水戸岡氏:あれは簡単なんですよ。本来なら本当の木の塊を使いたいんですけれども、それでは燃えるから、不燃にしなさいっていうことになっています。ですから、下は全部アルミニウム合金で、0.2mmの薄い木を表に張っているんです。見た感じではほとんど木の塊。アルミのくし型で抜いたものに、1枚1枚ひたすら張っていく、職人さんの仕事で造ったんです(関連記事)。

――0.2mmだと燃えないんですか。

水戸岡氏:アルミの上に0.2mmのシート張ったものは、炎を当てて一定時間燃えないなどの条件をクリアしています。改めて試験を受けなくていいんです。

――手で触ったときにアルミの感じはしないんですか。

水戸岡氏:0.2mmってすごく薄いんですけど、アルミの感じはしないですね。本当に薄くて紙みたいなものなんですけれど、でも0.2mmでも紙ではなくてあくまでも木ですから、感じは十分出ますね。

 木は私たち日本人にとってもともと、一番心地良いっていうか、懐かしく感じる素材ですよね。日本人は、昔は土と紙と木、わらだとか草だとか竹だとか石だとかね、そんな自然のものに接して生きてきましたから、多くの人が何となく好きな素材がやっぱり木なんですね。

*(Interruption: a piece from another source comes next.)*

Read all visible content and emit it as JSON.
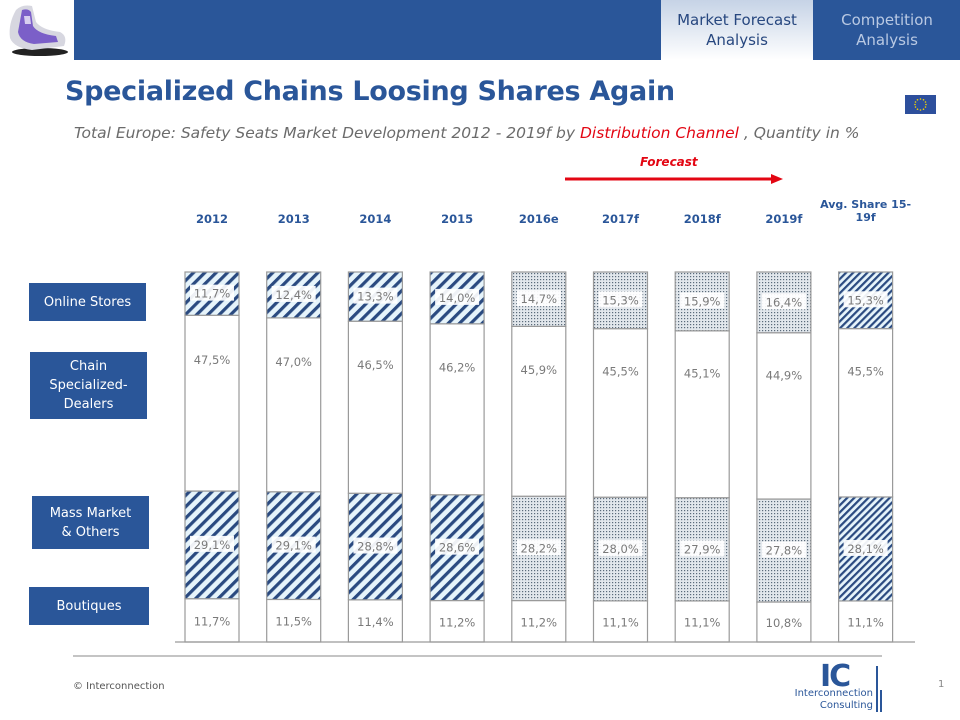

このアルミに張った木はある意味では偽物で、熱伝導率が高いんで触ると少し熱を取られますけども。

 木は人間の体温を保ってくれるんで、人間にとっては心地良い、自分を守ってくれる素材なんです。土も、紙も、草もみんなそうです。鉄や金属になってくると熱伝導率が高くて体温を取ってしまうんで、あまり心地良くない。人間も、もともと動物の1つとして木とか紙とか草といった自然のものに、直観的に安全さ、心地良さを感じるんでしょうね。

 それを経済優先で考えると、そんなもの使うなって話になり、ガラスや鉄、アルミ、プラスチックといった材料になっていくんですよ、効率が良いから。量産可能で、メンテナンスが容易で、均一性があって、コストも安く加工性も良くて、良いことだらけなんですよ。でもそういったものは、本当のことを言うと心と体には、心地良くないんですね。